You can use the NROWS= and NCOLS= options to specify the numbers of rows and columns in a comparative Pareto chart. By default, NROWS=2 and NCOLS=1 for a one-way comparison and NROWS=2 and NCOLS=2 for a two-way comparison. There is no upper limit to the number of rows or columns that you can specify, but in practice the limit is determined by the area of the graphical display. If the numbers of classification variable levels exceed the NROWS= and NCOLS= values, the chart is created on multiple panels or pages.

If the same set of Pareto categories does not occur in each cell of a comparative Pareto chart, the categories are said to be unbalanced. In this case, PROC PARETO uses the following convention to construct the uniform category axis. First, the categories that occur in the key cell are arranged on the category axis from left to right (top to bottom for a horizontal chart) and sorted in decreasing order of frequency, with tied levels arranged in order of their formatted values. The categories not in the key cell are assigned frequencies of 0 in the key cell, and they are arranged at the right (bottom) of the category axis, where they are ordered by their formatted values. This arrangement is simply a convention of the PARETO procedure and should not be interpreted to mean that one category is more important than another.

Whether the categories in the input data set are balanced or not, the categories in the OUT= data set are always balanced. PROC PARETO balances this data set by assigning values of 0 to the _COUNT_ and _PCT_ variables as necessary.

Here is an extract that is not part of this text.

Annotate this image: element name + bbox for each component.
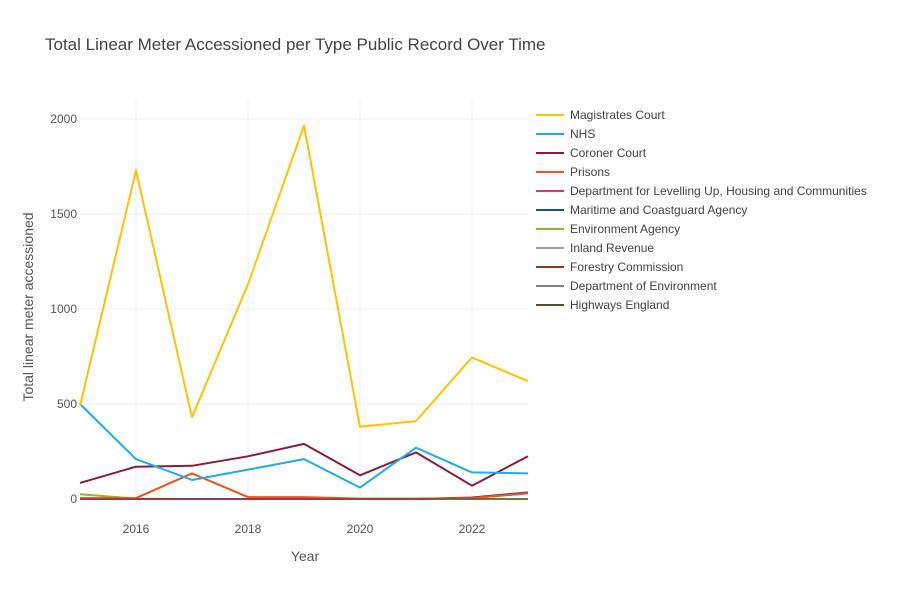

Unbalanced categories present a special problem when the MAXNCAT= option is used to restrict the number of categories that are displayed on the chart. For example, suppose that you specify MAXNCAT=12 and there are 15 categories in all, 10 of which occur in the key cell. Because there is no unambiguous method for selecting two of the remaining five categories to complete the restricted list, the PARETO procedure reduces the restricted list to the categories that occur in the key cell and displays only those 10 categories. A warning message is issued in the SAS log.